There is no evidence that Respondent has any trademark rights and the disputed domain name resolves to a website which mimics Complainant business and exists it seems only to assist a fraudulent scheme whereby, as the Complaint shows, unsuspecting email recipients are lured into providing goods believing to have done so at Complainant’s request.
A prima facie case has been made (see, for example, Kmart of Mich., Inc. v. Cone, FA 655014 (Forum Apr. 25, 2006) where the panel found the respondent’s attempt to pass itself of as the complainant was not a bona fide offering of goods or services pursuant to Policy ¶ 4(c)(i), or a legitimate noncommercial or fair use pursuant to Policy ¶ 4(c)(iii); see also Chevron Intellectual Property LLC v. Thomas Webber / Chev Ronoil Recreational Sport Limited, FA 1661076 (Forum Mar. 15, 2016); Church Mutual Insurance Company v. Paul Looney, FA 1668317 (Forum May 17, 2016); Emerson Electric Co. v. Adilcon Rocha, FA 1735949 (Forum July 11, 2017)).
The onus shifts to Respondent and in the absence of a Response, Panel finds that Respondent has no rights or interests and so finds that Complainant has satisfied the second limb of the Policy.
Complainant must prove on the balance of probabilities both that the disputed domain name was registered in bad faith and used in bad faith.
Further guidance on that requirement is found in paragraph 4(b) of the Policy, which sets out four circumstances, any one of which is taken to be evidence of the registration and use of a domain name in bad faith if established.

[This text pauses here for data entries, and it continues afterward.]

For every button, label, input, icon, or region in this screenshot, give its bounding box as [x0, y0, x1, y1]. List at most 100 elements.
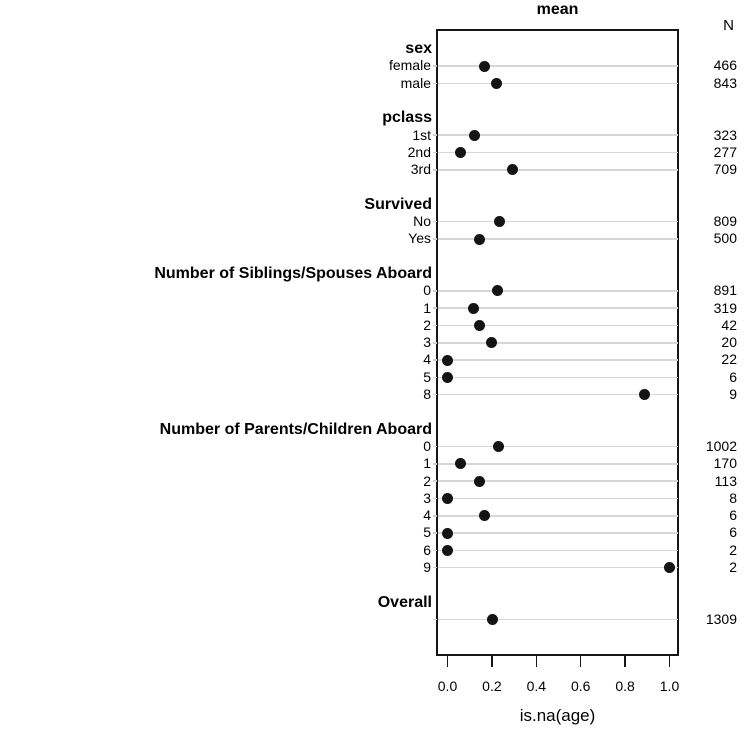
data-dot	[507, 164, 519, 176]
axis-tick-stub	[432, 463, 437, 465]
group-header: Survived	[364, 195, 432, 213]
level-label: 2	[423, 316, 431, 333]
data-dot	[486, 337, 498, 349]
grid-line	[437, 151, 678, 154]
grid-line	[437, 463, 678, 465]
plot-box	[436, 29, 679, 656]
axis-tick-stub	[432, 342, 437, 344]
n-value: 20	[721, 334, 737, 351]
level-label: 3	[423, 334, 431, 351]
axis-tick-stub	[432, 290, 437, 292]
level-label: 4	[423, 351, 431, 368]
data-dot	[468, 129, 480, 141]
level-label: Yes	[408, 230, 431, 247]
grid-line	[437, 82, 678, 85]
n-value: 277	[713, 143, 737, 160]
n-value: 709	[713, 161, 737, 178]
n-value: 1002	[705, 437, 737, 454]
n-value: 1309	[705, 610, 737, 627]
grid-line	[437, 566, 678, 569]
axis-tick-stub	[432, 82, 437, 85]
grid-line	[437, 480, 678, 482]
level-label: 1	[423, 455, 431, 472]
level-label: 5	[423, 524, 431, 541]
n-value: 8	[729, 489, 737, 506]
axis-tick-stub	[432, 515, 437, 517]
data-dot	[639, 389, 651, 401]
data-dot	[473, 475, 485, 487]
n-value: 170	[713, 455, 737, 472]
grid-line	[437, 549, 678, 552]
level-label: 1st	[412, 126, 431, 143]
axis-tick-stub	[432, 445, 437, 448]
grid-line	[437, 290, 678, 292]
data-dot	[664, 562, 675, 574]
x-tick	[535, 655, 538, 667]
n-value: 22	[721, 351, 737, 368]
axis-tick-stub	[432, 151, 437, 154]
level-label: 1	[423, 299, 431, 316]
data-dot	[492, 285, 504, 297]
axis-tick-stub	[432, 220, 437, 223]
n-value: 466	[713, 57, 737, 74]
n-value: 319	[713, 299, 737, 316]
n-column-header: N	[723, 17, 734, 34]
data-dot	[454, 147, 466, 158]
n-value: 891	[713, 282, 737, 299]
axis-tick-stub	[432, 324, 437, 327]
n-value: 42	[721, 316, 737, 333]
axis-tick-stub	[432, 393, 437, 396]
axis-tick-stub	[432, 307, 437, 309]
axis-tick-stub	[432, 238, 437, 240]
data-dot	[490, 77, 502, 89]
x-axis-title: is.na(age)	[519, 706, 596, 725]
x-tick	[624, 655, 626, 667]
group-header: pclass	[382, 109, 432, 127]
grid-line	[437, 65, 678, 67]
level-label: 2	[423, 472, 431, 489]
grid-line	[437, 618, 678, 621]
grid-line	[437, 342, 678, 344]
data-dot	[474, 233, 486, 245]
grid-line	[437, 393, 678, 396]
level-label: 3rd	[410, 161, 431, 178]
data-dot	[473, 320, 485, 331]
axis-tick-stub	[432, 480, 437, 482]
grid-line	[437, 307, 678, 309]
group-header: Number of Siblings/Spouses Aboard	[154, 264, 432, 282]
grid-line	[437, 445, 678, 448]
x-tick-label: 0.8	[615, 678, 635, 694]
x-tick-label: 1.0	[659, 678, 680, 694]
grid-line	[437, 497, 678, 500]
n-value: 843	[713, 74, 737, 91]
level-label: 0	[423, 437, 431, 454]
n-value: 9	[729, 386, 737, 403]
level-label: female	[388, 57, 431, 74]
level-label: 6	[423, 541, 431, 558]
n-value: 2	[729, 541, 737, 558]
plot-title: mean	[536, 1, 579, 18]
x-tick-label: 0.2	[482, 678, 502, 694]
n-value: 2	[729, 559, 737, 576]
level-label: 0	[423, 282, 431, 299]
n-value: 809	[713, 213, 737, 230]
x-tick	[491, 655, 493, 667]
axis-tick-stub	[432, 549, 437, 552]
axis-tick-stub	[432, 532, 437, 534]
axis-tick-stub	[432, 497, 437, 500]
n-value: 6	[729, 368, 737, 385]
grid-line	[437, 238, 678, 240]
data-dot	[467, 302, 479, 314]
n-value: 6	[729, 524, 737, 541]
level-label: 9	[423, 559, 431, 576]
data-dot	[442, 527, 453, 539]
n-value: 323	[713, 126, 737, 143]
level-label: 2nd	[407, 143, 431, 160]
x-tick-label: 0.6	[570, 678, 591, 694]
axis-tick-stub	[432, 359, 437, 361]
axis-tick-stub	[432, 376, 437, 379]
grid-line	[437, 359, 678, 361]
grid-line	[437, 324, 678, 327]
group-header: Number of Parents/Children Aboard	[159, 420, 432, 438]
data-dot	[492, 441, 504, 453]
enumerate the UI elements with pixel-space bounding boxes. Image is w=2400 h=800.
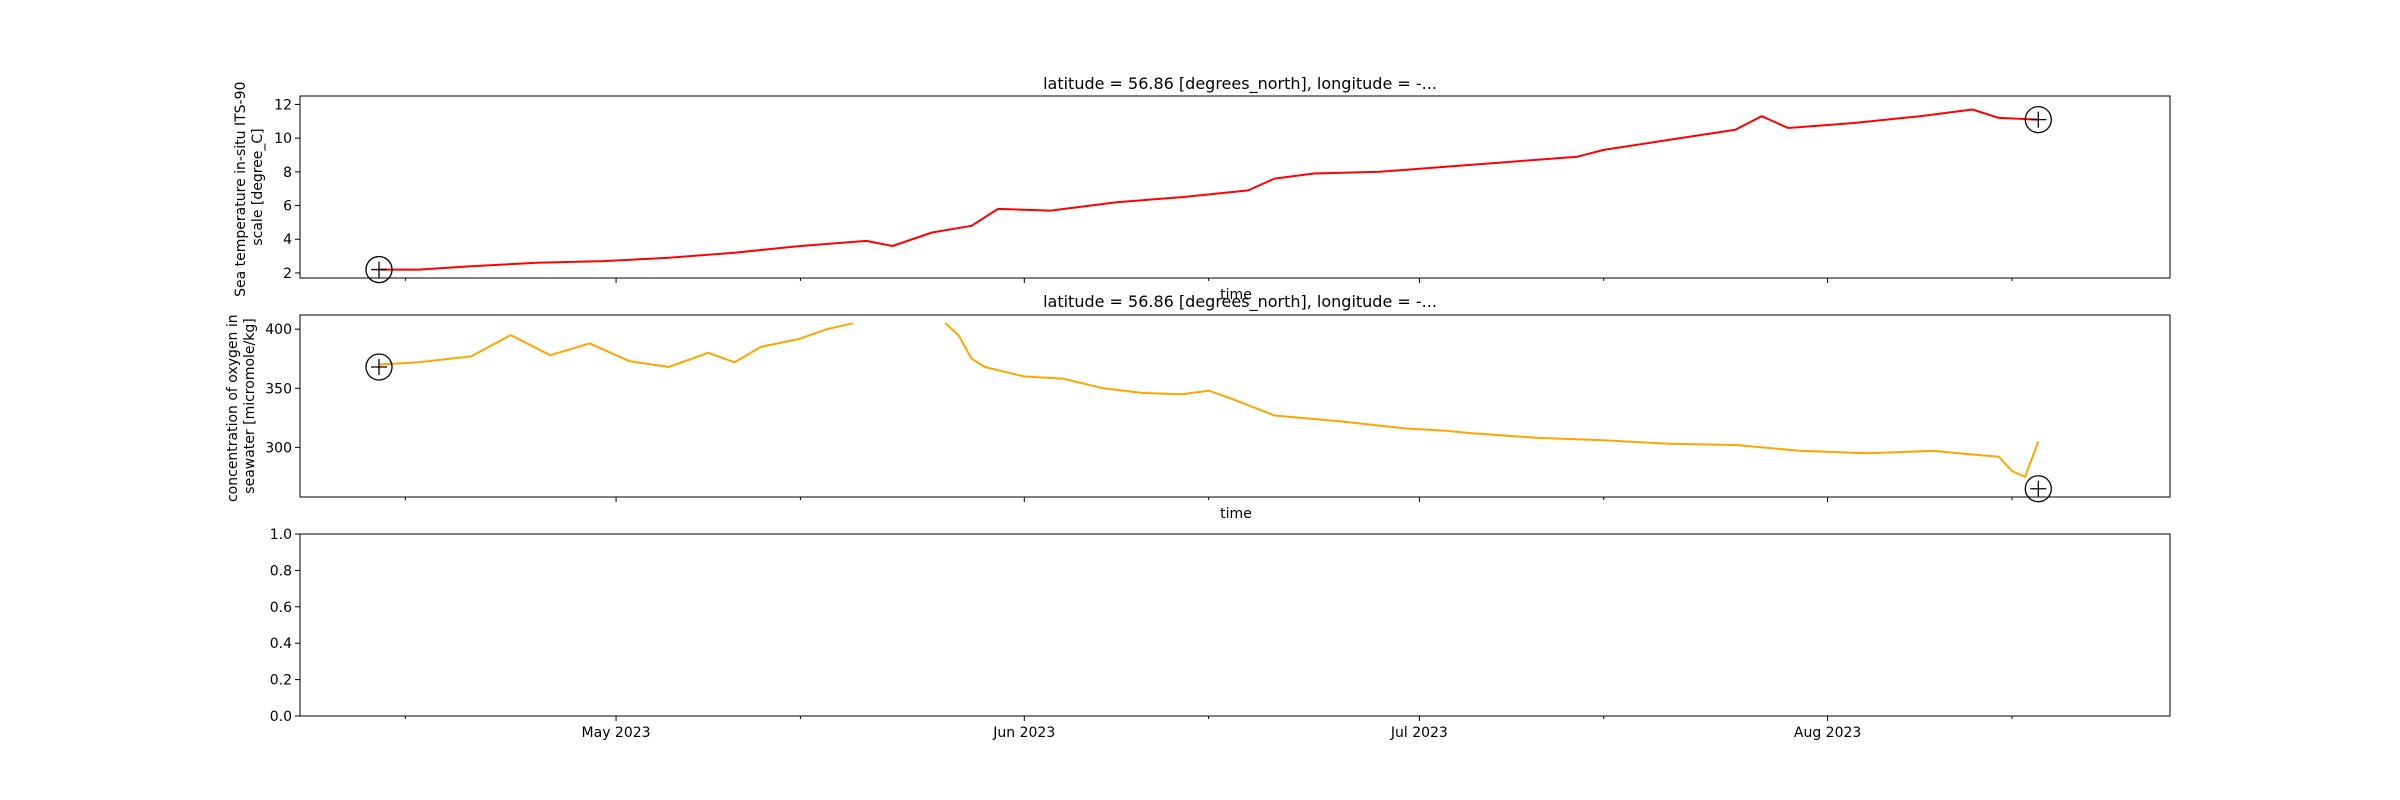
oxygen-markers [365,353,2052,503]
oxygen-panel: latitude = 56.86 [degrees_north], longit… [225,292,2171,522]
oxygen-endpoint-marker [2024,475,2052,503]
oxygen-y-ticks: 300 350 400 [265,322,300,456]
empty-y-tick-label: 1.0 [270,527,292,543]
temperature-panel: latitude = 56.86 [degrees_north], longit… [233,74,2171,303]
empty-panel: 0.0 0.2 0.4 0.6 0.8 1.0 May 2023 Jun 2023 Jul 2… [270,527,2171,741]
oxygen-series-line [378,322,854,368]
x-tick-label: Jul 2023 [1390,725,1448,741]
empty-x-ticks: May 2023 Jun 2023 Jul 2023 Aug 2023 [404,716,2013,741]
empty-y-tick-label: 0.0 [270,709,292,725]
oxygen-y-tick-label: 400 [265,322,292,338]
oxygen-y-label: concentration of oxygen in seawater [mic… [225,310,258,502]
oxygen-series-line [944,322,2040,478]
temperature-y-label-line-2: scale [degree_C] [250,128,266,245]
empty-y-tick-label: 0.6 [270,600,292,616]
oxygen-x-ticks [404,497,2013,502]
temperature-y-tick-label: 2 [283,266,292,282]
temperature-y-tick-label: 8 [283,165,292,181]
temperature-series-line [379,108,2039,271]
x-tick-label: Aug 2023 [1794,725,1861,741]
oxygen-axes-frame [299,314,2171,498]
temperature-title: latitude = 56.86 [degrees_north], longit… [1043,74,1437,94]
empty-y-ticks: 0.0 0.2 0.4 0.6 0.8 1.0 [270,527,300,725]
oxygen-y-label-line-2: seawater [micromole/kg] [242,318,258,493]
oxygen-y-tick-label: 300 [265,440,292,456]
x-tick-label: Jun 2023 [992,725,1055,741]
empty-axes-frame [299,533,2171,717]
oxygen-y-tick-label: 350 [265,381,292,397]
empty-y-tick-label: 0.4 [270,636,292,652]
oxygen-series [378,322,2040,478]
oxygen-endpoint-marker [365,353,393,381]
temperature-y-tick-label: 6 [283,199,292,215]
temperature-x-ticks [404,278,2013,283]
x-tick-label: May 2023 [582,725,651,741]
empty-y-tick-label: 0.2 [270,673,292,689]
temperature-y-label: Sea temperature in-situ ITS-90 scale [de… [233,77,266,297]
temperature-y-tick-label: 4 [283,232,292,248]
temperature-endpoint-marker [365,255,393,284]
temperature-y-tick-label: 10 [274,131,292,147]
temperature-endpoint-marker [2024,105,2052,134]
temperature-axes-frame [299,95,2171,279]
oxygen-title: latitude = 56.86 [degrees_north], longit… [1043,292,1437,312]
temperature-series [379,108,2039,271]
temperature-markers [365,105,2052,284]
temperature-x-label: time [1220,287,1252,303]
temperature-y-ticks: 2 4 6 8 10 12 [274,97,300,282]
oxygen-x-label: time [1220,506,1252,522]
temperature-y-tick-label: 12 [274,97,292,113]
oxygen-y-label-line-1: concentration of oxygen in [225,314,241,502]
temperature-y-label-line-1: Sea temperature in-situ ITS-90 [233,82,249,297]
empty-y-tick-label: 0.8 [270,563,292,579]
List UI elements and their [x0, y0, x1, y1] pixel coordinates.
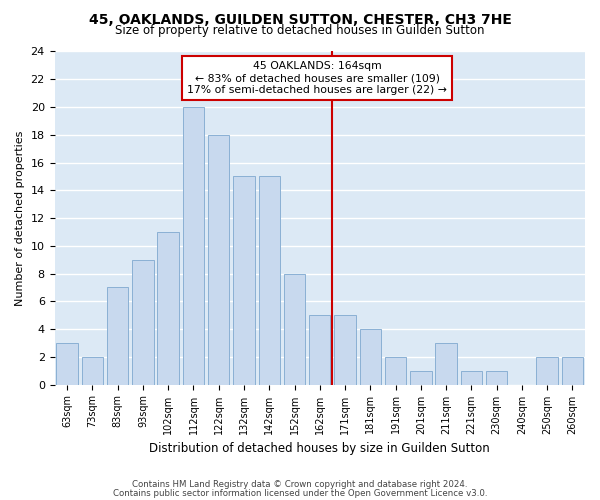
Bar [233, 176, 255, 384]
Bar [208, 135, 229, 384]
Text: 45, OAKLANDS, GUILDEN SUTTON, CHESTER, CH3 7HE: 45, OAKLANDS, GUILDEN SUTTON, CHESTER, C… [89, 12, 511, 26]
Bar [259, 176, 280, 384]
Bar [536, 357, 558, 384]
Bar [132, 260, 154, 384]
X-axis label: Distribution of detached houses by size in Guilden Sutton: Distribution of detached houses by size … [149, 442, 490, 455]
Bar [410, 370, 431, 384]
Bar [359, 329, 381, 384]
Bar [284, 274, 305, 384]
Text: Size of property relative to detached houses in Guilden Sutton: Size of property relative to detached ho… [115, 24, 485, 37]
Bar [334, 315, 356, 384]
Bar [107, 288, 128, 384]
Text: 45 OAKLANDS: 164sqm
← 83% of detached houses are smaller (109)
17% of semi-detac: 45 OAKLANDS: 164sqm ← 83% of detached ho… [187, 62, 447, 94]
Bar [82, 357, 103, 384]
Text: Contains HM Land Registry data © Crown copyright and database right 2024.: Contains HM Land Registry data © Crown c… [132, 480, 468, 489]
Text: Contains public sector information licensed under the Open Government Licence v3: Contains public sector information licen… [113, 488, 487, 498]
Bar [56, 343, 78, 384]
Y-axis label: Number of detached properties: Number of detached properties [15, 130, 25, 306]
Bar [309, 315, 331, 384]
Bar [183, 107, 204, 384]
Bar [436, 343, 457, 384]
Bar [562, 357, 583, 384]
Bar [461, 370, 482, 384]
Bar [157, 232, 179, 384]
Bar [486, 370, 508, 384]
Bar [385, 357, 406, 384]
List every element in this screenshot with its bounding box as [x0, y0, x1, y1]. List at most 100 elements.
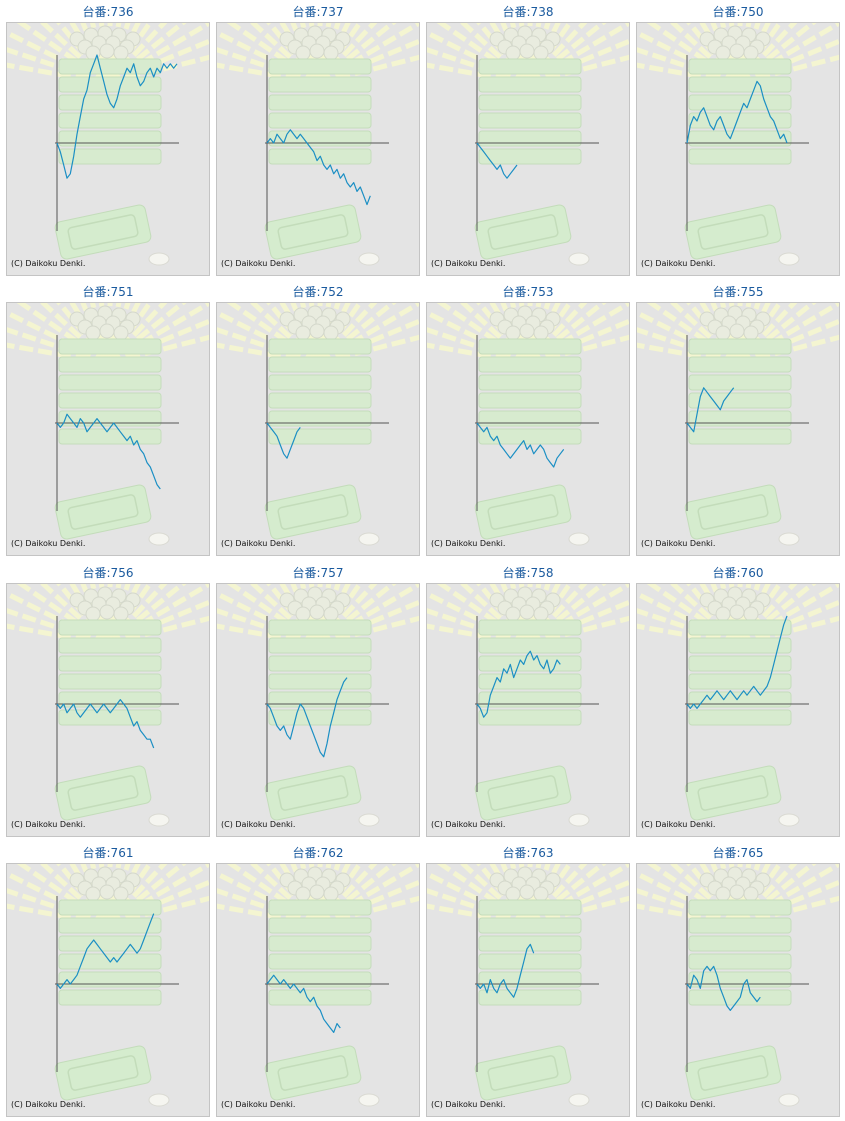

The four specified circumstances are:
‘(i) circumstances indicating that the respondent has registered or acquired the domain name primarily for the purpose of selling, renting, or otherwise transferring the domain name registration to the complainant who is the owner of the trademark or service mark or to a competitor of that complainant, for valuable consideration in excess of the respondent’s documented out-of-pocket costs directly related to the domain name; or
(ii) the respondent has registered the domain name in order to prevent the owner of the trademark or service mark from reflecting the mark in a corresponding domain name, provided that Respondent has engaged in a pattern of such conduct; or
(iii) the respondent has registered the domain name primarily for the purpose of disrupting the business of a competitor; or
(iv) by using the domain name, respondent has intentionally attempted to attract, for commercial gain, internet users to respondent’s website or other on-line location, by creating a likelihood of confusion with the complainant’s mark as to the source, sponsorship, affiliation, or endorsement of the respondent’s website or location or of a product or service on the site or location.’
The Panel finds that the use of the domain name falls under paragraph 4(b)(iv). The Panel has already found the domain name to be confusingly similar to the trademark. The fraudulent website and emails are likely to cause confusion. Their purpose is commercial gain. Panel finds registration and use in bad faith.
Panel finds that Complainant has satisfied the third and final element of the Policy.
Having established all three elements required under the ICANN Policy, the Panel concludes that relief shall be GRANTED.
Accordingly, it is Ordered that the <colformanufacturinginc.com> domain name be TRANSFERRED from Respondent to Complainant.